In December, the National Hockey League team moved practices to the new Glendale Arena. The Ice Den’s sports bar closed a few weeks ago. Coyotes corporate offices will move out at the end of this month.
But check out what’s moving in to the two-rink complex at 9375 E. Bell Road. An expanded-menu Peter Piper Pizza and a full-sized Mountainside Fitness Center plan to take over big chunks of the empty space. Popular coffeehouse, yogurt and bagel chains are eyeing space in the lobby. And a couple of local educational entities are thinking of setting up satellite classrooms in the soon-to-be-empty offices, said Mike O’Hearn, president of Coyotes Ice, the rink’s parent company.
Already, all the prime-time ice vacated by the team has been snapped up.
“We are sold out, and we continue to have a waiting list,” O’Hearn said. “We have the third-largest skating program in the country according to the (United States Figure Skating Association). We also have the largest youth hockey program in the Valley and the largest men’s adult hockey program.”
And all those folks skating or watching the rink action are likely to get hungry or thirsty.
That, plus access to thousands of homes in the nearby McDowell Mountain Ranch master-planned community and even more expected to be built on state-owned land across the street from the Ice Den, have piqued the interest of local eateries.
Among them is Scottsdale-based Peter Piper Pizza, which already has a restaurant a few miles from the Ice Den, just south of the congested confluence of Frank Lloyd Wright Boulevard, Loop 101 and the CAP Canal. Peter Piper president Frank Sbordone said the new eatery will capture a new clientele.
“We think the location is terrific, and we like that a lot of families use that facility,” Sbordone said.
A bonus, he said, is the Ice Den’s former restaurant tenants have left behind a complete kitchen, unlike the built-from-scratch Peter Piper locations, which have only pizza ovens.
Sbordone said Peter Piper also may experiment with longer hours to serve the late-night adult hockey leagues.
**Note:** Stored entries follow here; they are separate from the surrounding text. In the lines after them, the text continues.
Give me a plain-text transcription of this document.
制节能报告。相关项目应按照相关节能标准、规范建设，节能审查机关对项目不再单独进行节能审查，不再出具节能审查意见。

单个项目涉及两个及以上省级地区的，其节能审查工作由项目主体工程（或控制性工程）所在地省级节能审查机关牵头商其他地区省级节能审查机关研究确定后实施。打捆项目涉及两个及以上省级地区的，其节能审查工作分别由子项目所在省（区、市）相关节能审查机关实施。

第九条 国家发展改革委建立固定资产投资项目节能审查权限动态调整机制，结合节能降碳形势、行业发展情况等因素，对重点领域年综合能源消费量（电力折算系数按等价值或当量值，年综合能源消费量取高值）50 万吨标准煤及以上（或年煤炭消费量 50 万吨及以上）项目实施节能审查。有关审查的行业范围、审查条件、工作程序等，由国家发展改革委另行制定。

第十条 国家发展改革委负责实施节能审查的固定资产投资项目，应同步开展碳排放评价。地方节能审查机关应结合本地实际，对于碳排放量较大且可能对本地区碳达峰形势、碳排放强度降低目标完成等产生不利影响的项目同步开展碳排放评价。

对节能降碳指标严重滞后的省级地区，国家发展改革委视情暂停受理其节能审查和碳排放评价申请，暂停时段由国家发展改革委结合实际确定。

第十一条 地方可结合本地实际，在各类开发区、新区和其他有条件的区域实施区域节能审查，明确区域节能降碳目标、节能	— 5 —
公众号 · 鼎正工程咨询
The Ice Den restaurant will be one of the new-look versions of the eatery chain, he said. The company has opened just four of the reimaged restaurants including locations at Power and McKellips roads in Mesa, and at Gilbert and Williams Field roads on the Chandler-Gilbert border.
Sbordone hopes to open at the Ice Den in August. Another East Valley location, at Baseline and Ellsworth roads in Mesa, is slated for an October debut.
Chandler-based Mountainside Fitness, the largest locally owned health club chain in Arizona, plans to open its fifth gym in the former Coyotes training room and locker space.
The Ice Den version will include more than $500,000 in training equipment and amenities such as individual flat-screen TVs on the cardio machines, lemon-water coolers, complimentary towel service and wood lockers with locks that can be personally programmed, said owner Tom Hatten.
“We can handle 3,000 members, but we plan to cap it at 2,000,” Hatten said. His plan is to provide a “country-club feel” with as much equipment as a typical gym and no waiting.
The gym is expected to open in late summer.
Besides Peter Piper and Mountainside Fitness, the Ice Den plans to redo the expansive lobby, adding its own concession stand, O’Hearn said. The company also is in negotiations with coffeehouse chains such as Coffee Bean and Tea Leaf or Seattle’s Best, and ice cream or yogurt shops such as TCBY or Cold Stone Creamery to move into the lobby. And the game arcade area is being eyed by a bagel chain.
The rest of the lobby, which has wi-fi capabilities, will be outfitted with comfortable seats and TVs, he said.
The Coyotes corporate offices will become office space for lease, O’Hearn said.